The clash between the PQ leader and Legault, leader of the Coalition for Québec's Future, is the last of four consecutive debates featuring the province's political leaders.
Marois and Legault were to debate four topics: governance, social policy, the economy and the national question.
Marois kicked off the highly anticipated encounter by telling Quebecers that a PQ government elected on Sept. 4 would be clean.
"You have in front of you two very different visions of Quebec," she said. "My vision is to present an honest and responsible government. And we are going to do that with Quebecers."
With corruption a hot-button issue in the campaign, Legault didn't want to let his PQ rival occupy centre stage on the issue.
"I think what Quebecers want is a clean and efficient government that stands up to interest groups," Legault told viewers. "The priority in Quebec is a major cleanup to get rid of corruption and waste."
The clash between the two was expected to have some extra spice because of their past, which included five years together in the cabinets of Lucien Bouchard and Bernard Landry.
Marois was to make a run for the PQ leadership in 2001, but backed out after being abandoned by none other than Legault, who threw his support behind Landry.

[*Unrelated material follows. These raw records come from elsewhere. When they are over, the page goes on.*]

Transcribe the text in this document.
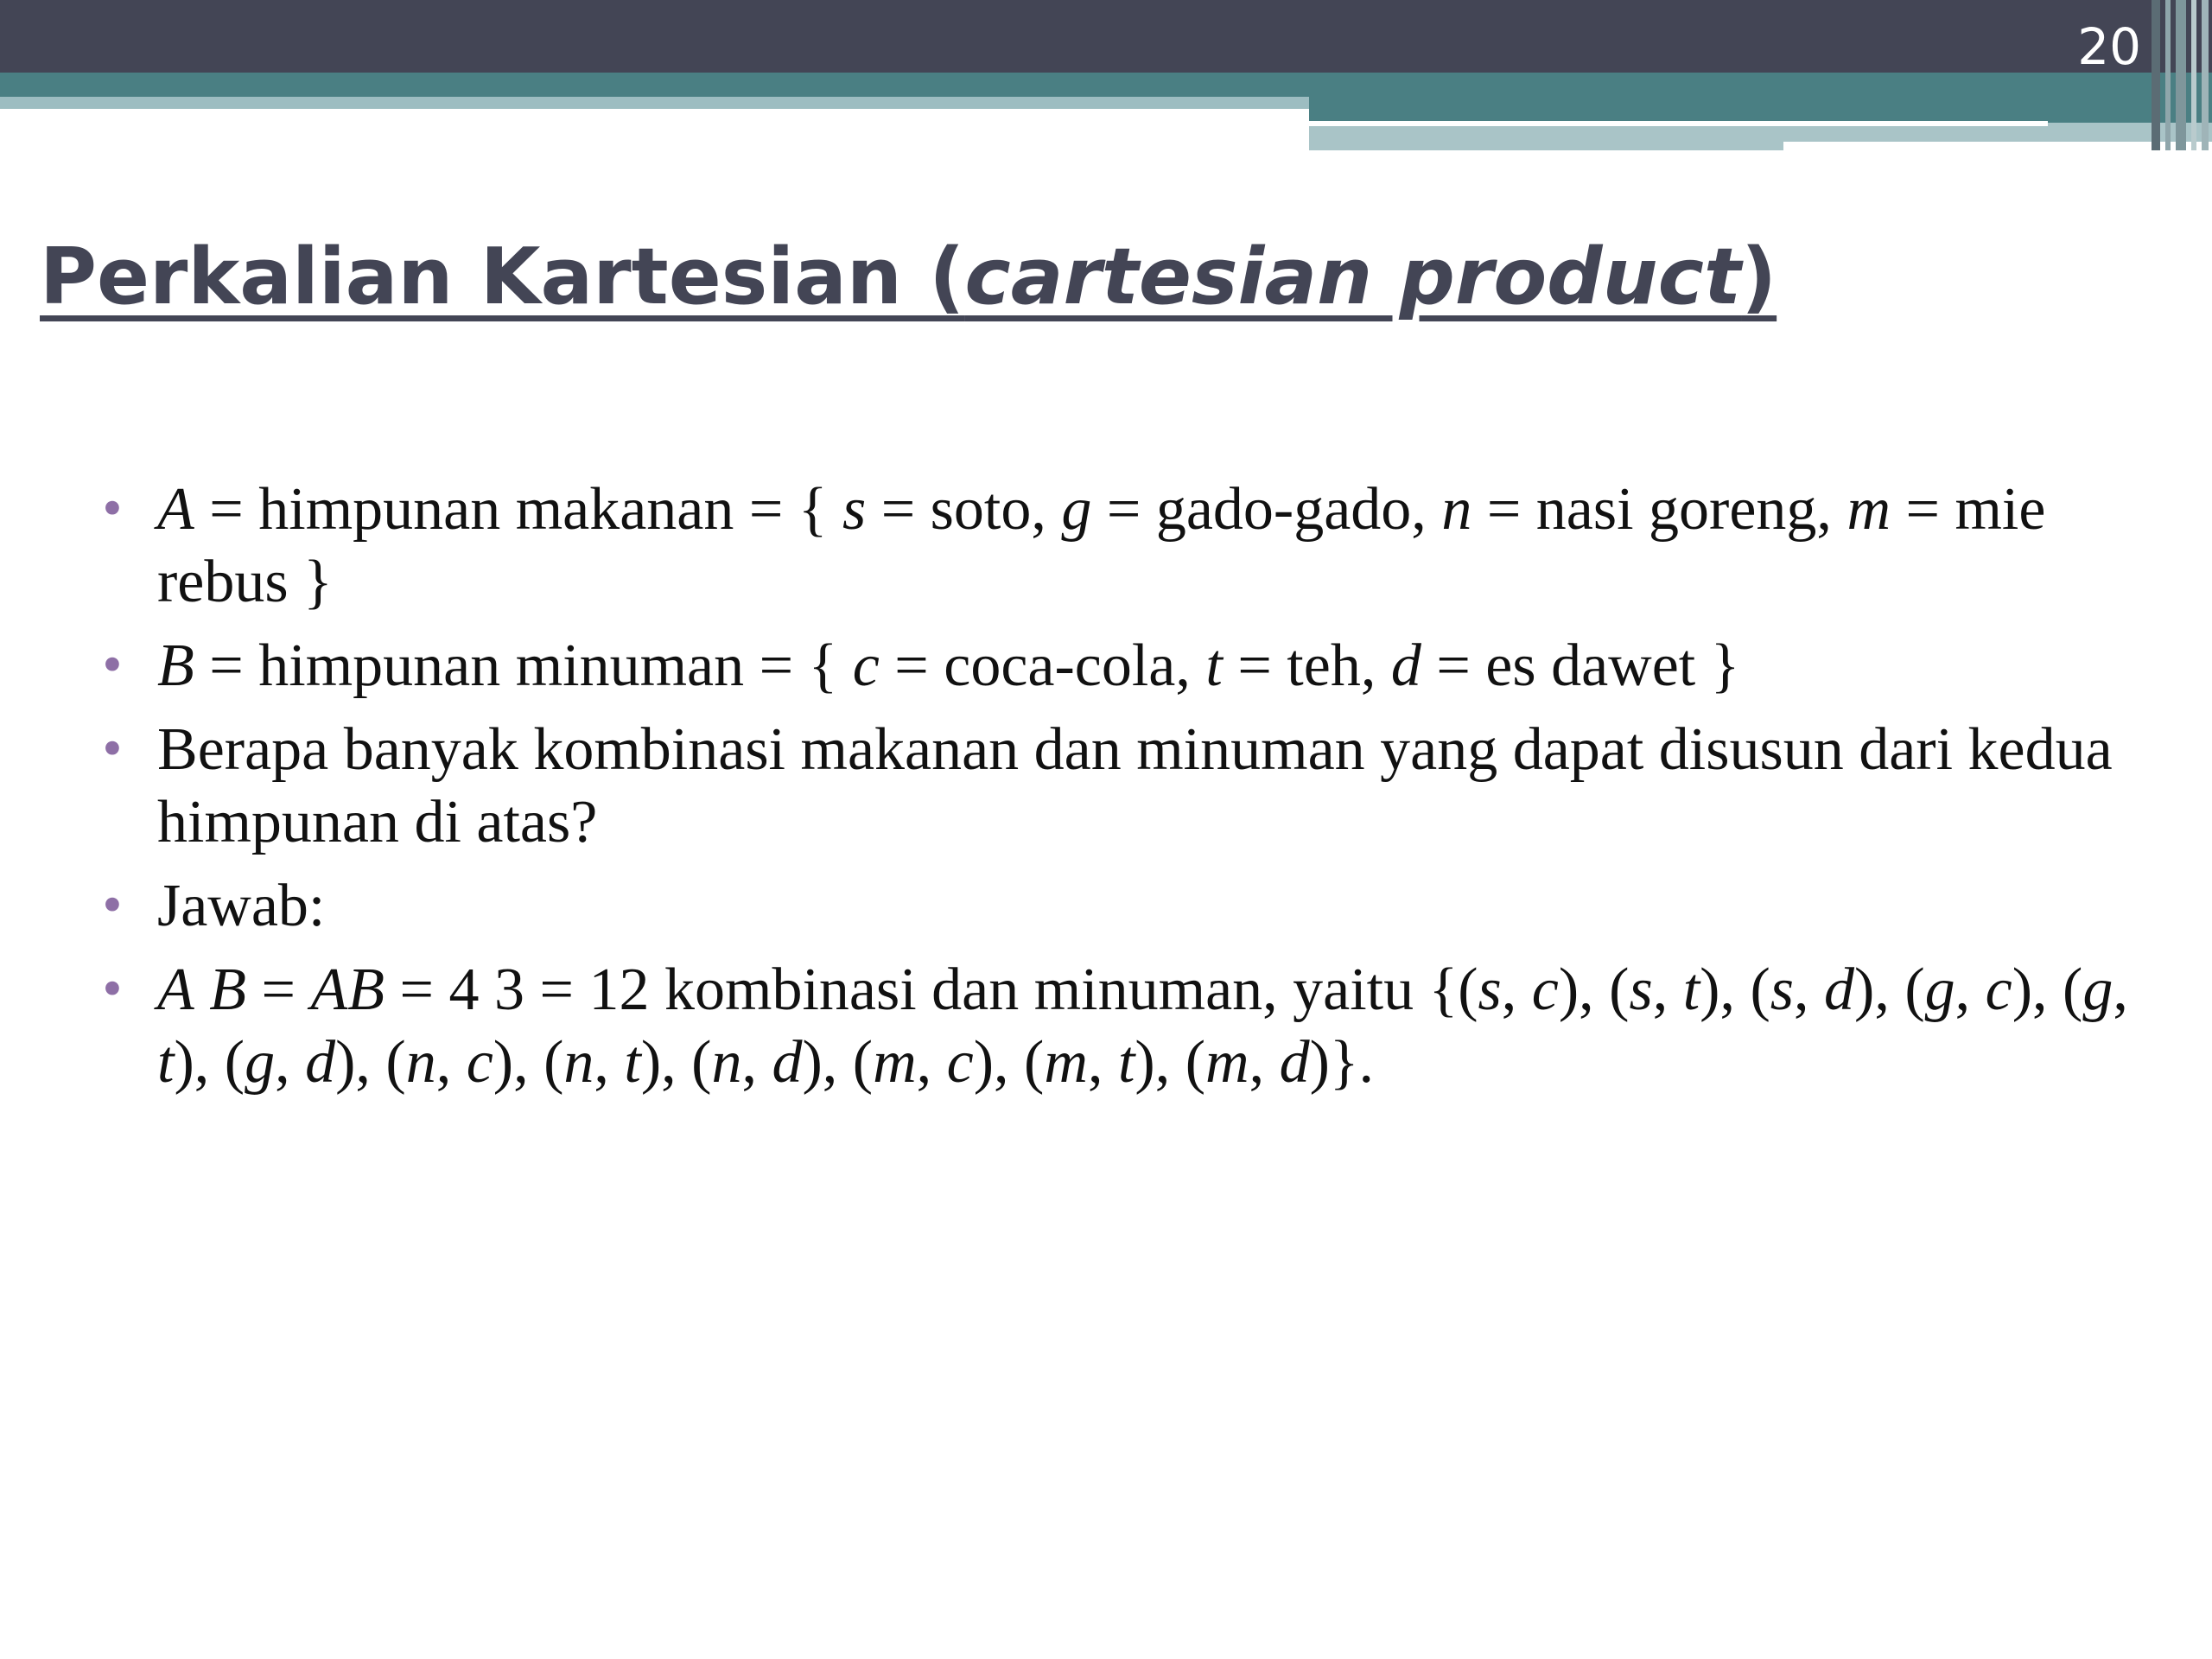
20
Perkalian Kartesian (cartesian product)
• A = himpunan makanan = { s = soto, g = gado-gado, n = nasi goreng, m = mie rebus }
• B = himpunan minuman = { c = coca-cola, t = teh, d = es dawet }
• Berapa banyak kombinasi makanan dan minuman yang dapat disusun dari kedua himpunan di atas?
• Jawab:
• A B = AB = 4 3 = 12 kombinasi dan minuman, yaitu {(s, c), (s, t), (s, d), (g, c), (g, t), (g, d), (n, c), (n, t), (n, d), (m, c), (m, t), (m, d)}.
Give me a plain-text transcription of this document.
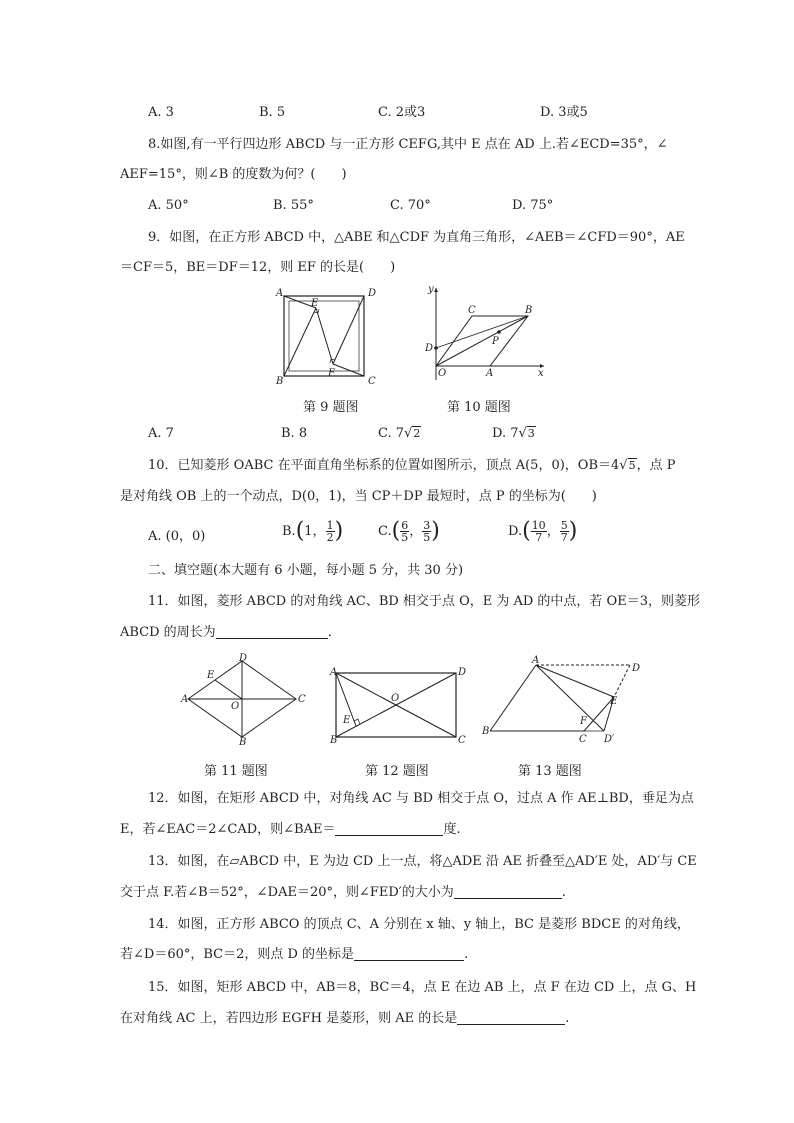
A. 3	B. 5	C. 2或3	D. 3或5
8.如图,有一平行四边形 ABCD 与一正方形 CEFG,其中 E 点在 AD 上.若∠ECD=35°，∠
AEF=15°，则∠B 的度数为何？(　　)
A. 50°	B. 55°	C. 70°	D. 75°
9．如图，在正方形 ABCD 中，△ABE 和△CDF 为直角三角形，∠AEB＝∠CFD＝90°，AE
＝CF＝5，BE＝DF＝12，则 EF 的长是(　　)
A	D
B	C
E
F
第 9 题图
y
x
O	A
B
C
D
P
第 10 题图
A. 7	B. 8	C. 7√2	D. 7√3
10．已知菱形 OABC 在平面直角坐标系的位置如图所示，顶点 A(5，0)，OB＝4√5，点 P
是对角线 OB 上的一个动点，D(0，1)，当 CP＋DP 最短时，点 P 的坐标为(　　)
A. (0，0)	B.(1， $\frac{1}{2}$ )	$C.( \frac{6}{5}$ ， $\frac{3}{5}$ )	$D.( \frac{10}{7}$ ， $\frac{5}{7}$ )
二、填空题(本大题有 6 小题，每小题 5 分，共 30 分)
11．如图，菱形 ABCD 的对角线 AC、BD 相交于点 O，E 为 AD 的中点，若 OE＝3，则菱形
ABCD 的周长为	．
A
D
C
B
E
O
第 11 题图
A	D
B	C
E
O
第 12 题图
A
D
E
F
B
C D′
第 13 题图
12．如图，在矩形 ABCD 中，对角线 AC 与 BD 相交于点 O，过点 A 作 AE⊥BD，垂足为点
E，若∠EAC＝2∠CAD，则∠BAE＝	度.
13．如图，在▱ABCD 中，E 为边 CD 上一点，将△ADE 沿 AE 折叠至△AD′E 处，AD′与 CE
交于点 F.若∠B＝52°，∠DAE＝20°，则∠FED′的大小为	.
14．如图，正方形 ABCO 的顶点 C、A 分别在 x 轴、y 轴上，BC 是菱形 BDCE 的对角线，
若∠D＝60°，BC＝2，则点 D 的坐标是	.
15．如图，矩形 ABCD 中，AB＝8，BC＝4，点 E 在边 AB 上，点 F 在边 CD 上，点 G、H
在对角线 AC 上，若四边形 EGFH 是菱形，则 AE 的长是	.
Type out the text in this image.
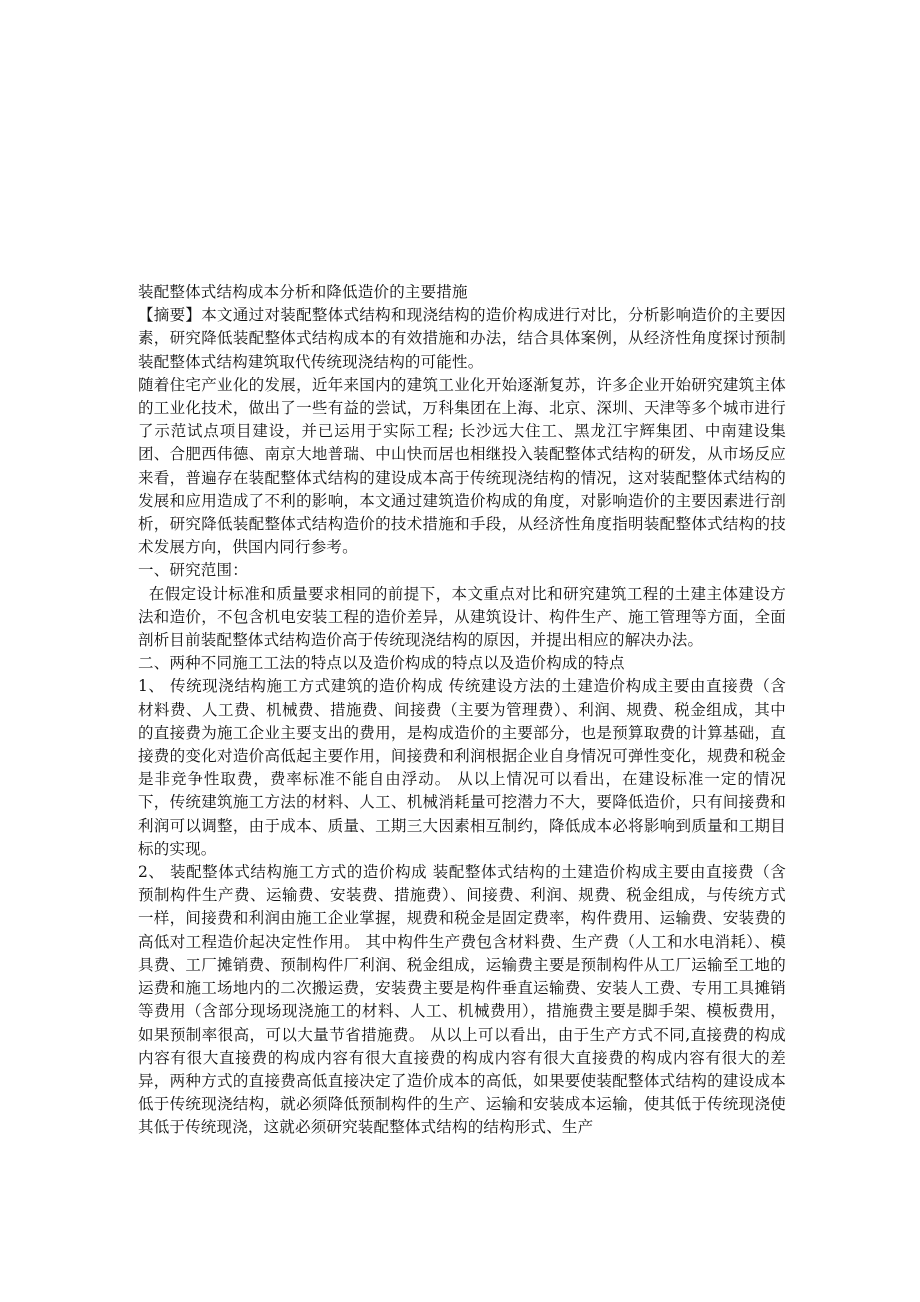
装配整体式结构成本分析和降低造价的主要措施

【摘要】本文通过对装配整体式结构和现浇结构的造价构成进行对比，分析影响造价的主要因素，研究降低装配整体式结构成本的有效措施和办法，结合具体案例，从经济性角度探讨预制装配整体式结构建筑取代传统现浇结构的可能性。

随着住宅产业化的发展，近年来国内的建筑工业化开始逐渐复苏，许多企业开始研究建筑主体的工业化技术，做出了一些有益的尝试，万科集团在上海、北京、深圳、天津等多个城市进行了示范试点项目建设，并已运用于实际工程; 长沙远大住工、黑龙江宇辉集团、中南建设集团、合肥西伟德、南京大地普瑞、中山快而居也相继投入装配整体式结构的研发，从市场反应来看，普遍存在装配整体式结构的建设成本高于传统现浇结构的情况，这对装配整体式结构的发展和应用造成了不利的影响，本文通过建筑造价构成的角度，对影响造价的主要因素进行剖析，研究降低装配整体式结构造价的技术措施和手段，从经济性角度指明装配整体式结构的技术发展方向，供国内同行参考。

一、研究范围：

在假定设计标准和质量要求相同的前提下，本文重点对比和研究建筑工程的土建主体建设方法和造价，不包含机电安装工程的造价差异，从建筑设计、构件生产、施工管理等方面，全面剖析目前装配整体式结构造价高于传统现浇结构的原因，并提出相应的解决办法。

二、两种不同施工工法的特点以及造价构成的特点以及造价构成的特点

1、 传统现浇结构施工方式建筑的造价构成 传统建设方法的土建造价构成主要由直接费（含材料费、人工费、机械费、措施费、间接费（主要为管理费）、利润、规费、税金组成，其中的直接费为施工企业主要支出的费用，是构成造价的主要部分，也是预算取费的计算基础，直接费的变化对造价高低起主要作用，间接费和利润根据企业自身情况可弹性变化，规费和税金是非竞争性取费，费率标准不能自由浮动。 从以上情况可以看出，在建设标准一定的情况下，传统建筑施工方法的材料、人工、机械消耗量可挖潜力不大，要降低造价，只有间接费和利润可以调整，由于成本、质量、工期三大因素相互制约，降低成本必将影响到质量和工期目标的实现。

2、 装配整体式结构施工方式的造价构成 装配整体式结构的土建造价构成主要由直接费（含预制构件生产费、运输费、安装费、措施费）、间接费、利润、规费、税金组成，与传统方式一样，间接费和利润由施工企业掌握，规费和税金是固定费率，构件费用、运输费、安装费的高低对工程造价起决定性作用。 其中构件生产费包含材料费、生产费（人工和水电消耗）、模具费、工厂摊销费、预制构件厂利润、税金组成，运输费主要是预制构件从工厂运输至工地的运费和施工场地内的二次搬运费，安装费主要是构件垂直运输费、安装人工费、专用工具摊销等费用（含部分现场现浇施工的材料、人工、机械费用），措施费主要是脚手架、模板费用，如果预制率很高，可以大量节省措施费。 从以上可以看出，由于生产方式不同,直接费的构成内容有很大直接费的构成内容有很大直接费的构成内容有很大直接费的构成内容有很大的差异，两种方式的直接费高低直接决定了造价成本的高低，如果要使装配整体式结构的建设成本低于传统现浇结构，就必须降低预制构件的生产、运输和安装成本运输，使其低于传统现浇使其低于传统现浇，这就必须研究装配整体式结构的结构形式、生产
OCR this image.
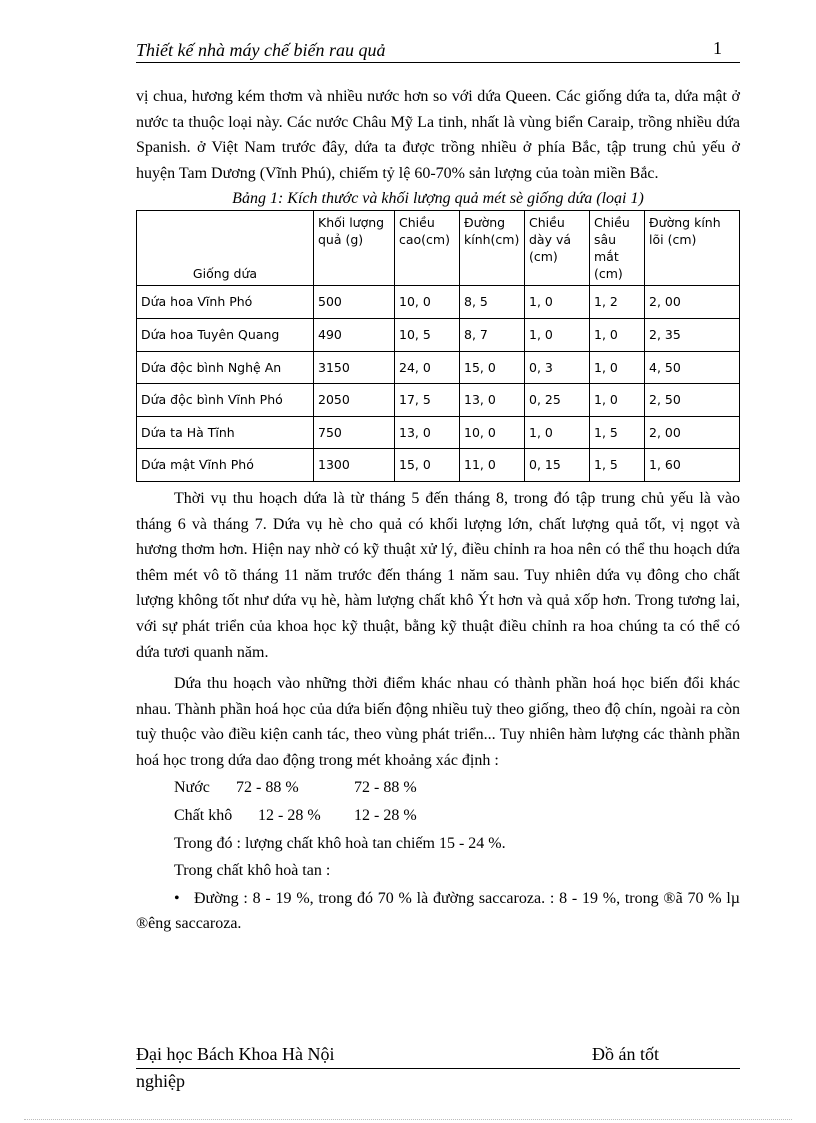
Thiết kế nhà máy chế biến rau quả	1

vị chua, hương kém thơm và nhiều nước hơn so với dứa Queen. Các giống dứa ta, dứa mật ở nước ta thuộc loại này. Các nước Châu Mỹ La tinh, nhất là vùng biển Caraip, trồng nhiều dứa Spanish. ở Việt Nam trước đây, dứa ta được trồng nhiều ở phía Bắc, tập trung chủ yếu ở huyện Tam Dương (Vĩnh Phú), chiếm tỷ lệ 60-70% sản lượng của toàn miền Bắc.

Bảng 1: Kích thước và khối lượng quả mét sè giống dứa (loại 1)
Giống dứa	Khối lượng quả (g)	Chiều cao(cm)	Đường kính(cm)	Chiều dày vá (cm)	Chiều sâu mắt (cm)	Đường kính lõi (cm)
Dứa hoa Vĩnh Phó	500	10, 0	8, 5	1, 0	1, 2	2, 00
Dứa hoa Tuyên Quang	490	10, 5	8, 7	1, 0	1, 0	2, 35
Dứa độc bình Nghệ An	3150	24, 0	15, 0	0, 3	1, 0	4, 50
Dứa độc bình Vĩnh Phó	2050	17, 5	13, 0	0, 25	1, 0	2, 50
Dứa ta Hà Tĩnh	750	13, 0	10, 0	1, 0	1, 5	2, 00
Dứa mật Vĩnh Phó	1300	15, 0	11, 0	0, 15	1, 5	1, 60

Thời vụ thu hoạch dứa là từ tháng 5 đến tháng 8, trong đó tập trung chủ yếu là vào tháng 6 và tháng 7. Dứa vụ hè cho quả có khối lượng lớn, chất lượng quả tốt, vị ngọt và hương thơm hơn. Hiện nay nhờ có kỹ thuật xử lý, điều chỉnh ra hoa nên có thể thu hoạch dứa thêm mét vô tõ tháng 11 năm trước đến tháng 1 năm sau. Tuy nhiên dứa vụ đông cho chất lượng không tốt như dứa vụ hè, hàm lượng chất khô Ýt hơn và quả xốp hơn. Trong tương lai, với sự phát triển của khoa học kỹ thuật, bằng kỹ thuật điều chỉnh ra hoa chúng ta có thể có dứa tươi quanh năm.

Dứa thu hoạch vào những thời điểm khác nhau có thành phần hoá học biến đổi khác nhau. Thành phần hoá học của dứa biến động nhiều tuỳ theo giống, theo độ chín, ngoài ra còn tuỳ thuộc vào điều kiện canh tác, theo vùng phát triển... Tuy nhiên hàm lượng các thành phần hoá học trong dứa dao động trong mét khoảng xác định :

Nước	72 - 88 %	72 - 88 %
Chất khô	12 - 28 %	12 - 28 %
Trong đó : lượng chất khô hoà tan chiếm 15 - 24 %.
Trong chất khô hoà tan :

• Đường : 8 - 19 %, trong đó 70 % là đường saccaroza. : 8 - 19 %, trong ®ã 70 % lµ ®êng saccaroza.

Đại học Bách Khoa Hà Nội	Đồ án tốt
nghiệp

The previous head-to-head debates this week saw Marois duelling with Liberal Leader Jean Charest on Monday, and Charest duking it out with Legault on Tuesday.
Quebecers go to the polls on Sept. 4.
One of the more interesting aspects of the Marois-Legault debate was to be their exchange on sovereignty referendums.
Marois is constantly vague on the timing of the next one, while Legault says he will not hold a referendum for 10 years and that he would even vote No if one were held right now.